I am so grateful that I am in situation at work and in the band that pushes me to need to trust that others' love for me or faith in me is not dependent on me not falling short. I don't know how to believe it yet, and I am still so defensive. Even that doesn't impact how my friends have related with me. Even challenging my false perceptions is done in love, in a non-threatening way.

I have just begun practicing guitar with another friend of mine, and it is yet another context where this thought-process I have is challenged. I'm facing it daily now, between work, church, band practice, and guitar practice. My hope and prayer is that I can grow in my understanding of how God loves me through these friends who are challenging my paradigm. And that their relationships with me will help me better to see and relate to God in healthier ways, and that my relationship with God will help me to better see and relate to others in healthier ways. In a community of Christ-followers, I think that's how transformation happens. I am so grateful for all of those who are so patient with me as I learn to walk in this freedom, and I am thankful to God that he has provided me with people that can demonstrate his own love for me in a way that is concrete and present.

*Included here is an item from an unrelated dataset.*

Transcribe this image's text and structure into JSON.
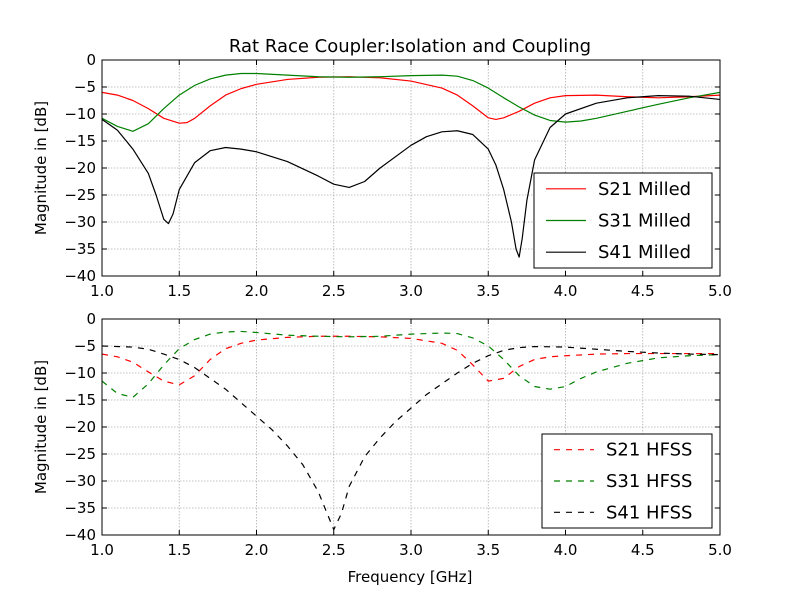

Also, quick sidenote - don't know where I could fit this in with the blog, I realized that the perception I have of relationships shift when:
1. People have expectations of/hopes for me.
2. When the relationship is secondary to the task.

I dealt with point 1 in the earlier part of the blog. Point 2 is a little trickier. I don't know how to work that out with humans, but it reminds me that with God, the relationship is the primary foundation which empowers the task. They work together, but the relationship is the springboard. I think ideally it should be with people too. At least for people of God who are united in spirit and purpose. I haven't lived into that reality with God or with people fully, but I aim to walk more into that each day.